When she finally got her ticket, it was nearly 10 minutes after. She moped off.
She mustered a smile and pushed her way through the revolving door of her office building.
“I love my job, I love my job, I love my job” she said unconvincingly to herself. Oddly, the more she repeated this mantra, she felt embers of believing it. It was a lot better than her first job at the paper, when she was writing obits. Maybe her need to leave this all behind was connected to her former position, she wondered. After all, she just started in her new role less than a year ago. She rose to the occasion since this powerful, so-called ‘lucky’ aspect wouldn’t come around for another two years.

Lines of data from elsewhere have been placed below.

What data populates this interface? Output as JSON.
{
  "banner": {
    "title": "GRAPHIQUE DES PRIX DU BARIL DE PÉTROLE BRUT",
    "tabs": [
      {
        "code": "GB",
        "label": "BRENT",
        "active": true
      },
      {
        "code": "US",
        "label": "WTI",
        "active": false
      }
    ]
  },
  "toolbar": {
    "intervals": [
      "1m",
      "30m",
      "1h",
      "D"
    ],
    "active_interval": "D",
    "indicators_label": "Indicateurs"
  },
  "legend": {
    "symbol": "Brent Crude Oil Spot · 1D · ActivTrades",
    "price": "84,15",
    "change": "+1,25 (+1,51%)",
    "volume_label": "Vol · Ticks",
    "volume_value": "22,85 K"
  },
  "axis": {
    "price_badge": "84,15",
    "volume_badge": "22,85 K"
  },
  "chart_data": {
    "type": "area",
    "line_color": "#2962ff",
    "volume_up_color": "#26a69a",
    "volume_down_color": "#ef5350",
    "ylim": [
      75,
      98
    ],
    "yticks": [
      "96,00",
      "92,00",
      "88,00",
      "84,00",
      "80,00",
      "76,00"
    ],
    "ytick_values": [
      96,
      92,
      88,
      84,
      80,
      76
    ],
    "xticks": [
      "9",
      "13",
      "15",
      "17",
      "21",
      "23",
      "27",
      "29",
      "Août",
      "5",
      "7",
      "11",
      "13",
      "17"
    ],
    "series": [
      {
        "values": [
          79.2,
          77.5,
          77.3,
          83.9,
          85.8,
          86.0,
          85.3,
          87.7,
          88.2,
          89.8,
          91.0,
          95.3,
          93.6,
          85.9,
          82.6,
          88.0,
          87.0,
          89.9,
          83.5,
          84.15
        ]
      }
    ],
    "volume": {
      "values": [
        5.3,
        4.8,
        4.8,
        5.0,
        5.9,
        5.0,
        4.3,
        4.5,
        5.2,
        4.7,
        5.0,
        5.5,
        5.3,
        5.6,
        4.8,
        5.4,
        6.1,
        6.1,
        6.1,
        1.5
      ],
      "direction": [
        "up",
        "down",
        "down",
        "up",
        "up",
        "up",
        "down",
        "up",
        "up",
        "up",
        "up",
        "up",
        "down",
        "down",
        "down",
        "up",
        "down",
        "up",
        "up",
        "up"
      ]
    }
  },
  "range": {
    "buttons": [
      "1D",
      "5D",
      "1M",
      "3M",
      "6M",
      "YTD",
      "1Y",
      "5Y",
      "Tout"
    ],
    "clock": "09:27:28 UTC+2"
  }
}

“I need to be more grateful!” she was determined to make adjustments. After all working as an assistant to the top syndicated newspaper astrologer in the country was big. But she wanted her freedom to pursue her dream, although not exactly sure what that might be right now. She knew it didn’t involve working 9-to-5 each day for someone else.
She returned to her cube, threw her coat on her chair and sat down hard. Frustrated. She saw the post-it note affixed to her computer screen. SEE ME ASAP, the note from her boss, Eva Romanoffsky screamed.
Eva was a brilliant astrologer. She’s an Aquarian, and at 59, was going through her second Saturn return and making some decisions about her life.